Were those actual tears in her eyes? Laina snuck a look at Jeremy, who looked like a deer caught in the headlights. Yet even as he registered her stare, his shock melted into a smile. “Right, uh, we’re going out. I was going to tell you.”
“Well, that’s fabulous news.” Ronica gave Laina a final squeeze before releasing her. You’ll have to come to dinner on Sunday to celebrate. I’ll make my best roast and Kansas dirt cake. Will you come?”
“Sure,” Laina agreed quickly. Dinner was perfect, in fact. That way she wouldn’t have to endure an evening of forced companionship with a man she hated.
Grinning at her own thoughts, Laina glanced over to see the construction worker by the register staring at her.
“Hey, it is you,” he said, moving in her direction. “You’re Rodney Cox’s daughter, aren’t you? I thought so when I walked in, but I wasn’t quite sure until you smiled just now. You always had that gorgeous smile.”
Laina stared at him, and he laughed at her obvious confusion.
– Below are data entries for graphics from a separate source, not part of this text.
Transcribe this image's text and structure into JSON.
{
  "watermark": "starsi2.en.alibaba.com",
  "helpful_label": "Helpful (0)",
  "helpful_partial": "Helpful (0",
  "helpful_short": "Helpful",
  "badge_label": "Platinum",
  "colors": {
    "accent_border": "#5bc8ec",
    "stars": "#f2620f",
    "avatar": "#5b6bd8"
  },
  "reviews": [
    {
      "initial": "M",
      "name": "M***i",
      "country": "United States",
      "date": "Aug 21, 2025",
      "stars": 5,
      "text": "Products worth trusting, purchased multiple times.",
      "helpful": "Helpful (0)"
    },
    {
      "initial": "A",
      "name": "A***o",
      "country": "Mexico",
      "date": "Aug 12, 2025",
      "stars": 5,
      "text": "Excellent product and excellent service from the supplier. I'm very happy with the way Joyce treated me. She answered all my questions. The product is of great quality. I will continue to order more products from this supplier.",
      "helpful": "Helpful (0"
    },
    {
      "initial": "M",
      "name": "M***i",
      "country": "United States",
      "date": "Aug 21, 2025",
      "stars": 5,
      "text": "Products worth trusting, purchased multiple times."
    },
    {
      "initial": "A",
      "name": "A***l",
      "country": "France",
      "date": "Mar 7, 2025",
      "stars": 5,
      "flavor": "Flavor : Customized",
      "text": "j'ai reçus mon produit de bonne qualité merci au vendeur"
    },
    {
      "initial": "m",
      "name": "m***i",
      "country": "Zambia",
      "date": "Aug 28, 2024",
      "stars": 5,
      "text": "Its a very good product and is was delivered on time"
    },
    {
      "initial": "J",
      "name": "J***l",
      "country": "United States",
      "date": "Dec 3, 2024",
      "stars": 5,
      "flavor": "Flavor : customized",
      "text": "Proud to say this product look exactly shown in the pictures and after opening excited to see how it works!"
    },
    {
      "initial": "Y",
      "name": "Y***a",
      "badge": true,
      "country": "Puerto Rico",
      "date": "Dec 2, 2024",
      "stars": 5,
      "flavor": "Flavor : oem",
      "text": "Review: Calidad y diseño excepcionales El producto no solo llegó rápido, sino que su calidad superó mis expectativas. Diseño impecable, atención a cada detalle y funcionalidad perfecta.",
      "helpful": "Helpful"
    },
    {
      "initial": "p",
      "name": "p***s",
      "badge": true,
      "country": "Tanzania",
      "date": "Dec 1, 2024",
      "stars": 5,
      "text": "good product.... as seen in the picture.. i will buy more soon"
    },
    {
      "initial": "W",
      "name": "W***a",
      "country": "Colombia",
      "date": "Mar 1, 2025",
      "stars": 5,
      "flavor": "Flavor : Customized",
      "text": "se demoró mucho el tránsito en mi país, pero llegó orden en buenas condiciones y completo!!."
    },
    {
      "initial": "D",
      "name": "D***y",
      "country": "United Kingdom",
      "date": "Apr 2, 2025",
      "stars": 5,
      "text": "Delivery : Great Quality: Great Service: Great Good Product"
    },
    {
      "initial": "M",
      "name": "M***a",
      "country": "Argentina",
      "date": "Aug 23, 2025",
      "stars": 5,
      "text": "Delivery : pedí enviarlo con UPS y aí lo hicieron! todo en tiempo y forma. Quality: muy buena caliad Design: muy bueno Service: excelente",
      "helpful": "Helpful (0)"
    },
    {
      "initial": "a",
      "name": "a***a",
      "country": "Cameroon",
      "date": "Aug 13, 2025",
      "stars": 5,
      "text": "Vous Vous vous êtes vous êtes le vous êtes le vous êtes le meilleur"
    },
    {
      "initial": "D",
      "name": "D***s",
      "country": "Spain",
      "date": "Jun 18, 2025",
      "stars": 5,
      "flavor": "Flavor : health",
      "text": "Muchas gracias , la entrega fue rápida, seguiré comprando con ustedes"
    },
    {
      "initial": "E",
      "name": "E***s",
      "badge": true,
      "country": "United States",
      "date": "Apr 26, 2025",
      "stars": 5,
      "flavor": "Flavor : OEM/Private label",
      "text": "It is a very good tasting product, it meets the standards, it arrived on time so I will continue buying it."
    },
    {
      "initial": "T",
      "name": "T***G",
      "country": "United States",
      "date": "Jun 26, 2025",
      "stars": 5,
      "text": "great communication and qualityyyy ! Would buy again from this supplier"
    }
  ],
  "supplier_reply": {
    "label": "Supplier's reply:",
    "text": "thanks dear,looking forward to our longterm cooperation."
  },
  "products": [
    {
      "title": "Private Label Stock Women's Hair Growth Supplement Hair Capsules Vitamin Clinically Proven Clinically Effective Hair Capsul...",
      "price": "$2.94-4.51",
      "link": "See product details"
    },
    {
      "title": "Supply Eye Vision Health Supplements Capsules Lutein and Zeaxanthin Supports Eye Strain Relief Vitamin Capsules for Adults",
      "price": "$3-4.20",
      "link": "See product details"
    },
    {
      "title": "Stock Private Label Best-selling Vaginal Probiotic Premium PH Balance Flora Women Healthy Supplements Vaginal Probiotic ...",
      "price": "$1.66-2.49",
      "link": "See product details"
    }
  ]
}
But with the laugh, memories came to her in a rush. “Seth Lawson?” she asked, not hiding her shock.
Seth, the once gangly son of her father’s friend, the snobby, pimple-faced kid who hadn’t been able to wield a hammer, the jerk who’d mooned over Trish, the scumbag who’d ditched her after her first kiss, and the spoiled daddy’s boy who was now coming to take her place at the hardware store.
“The one and only.” Seth opened his hands wide in front of him, not quite an invitation to a hug.
“Wow, you’ve changed.” The words escaped before she could stop them.
Seth smiled. “You took the words right from my mouth.”
She was about to say more when she realized both Jeremy and Ronica were staring at her expectantly. But try as she might, her words of introduction stayed in her throat.
Jeremy stepped forward. “Hi, Seth,” he said. “Nice to meet you. I’m Jeremy Wilson, her boyfriend.”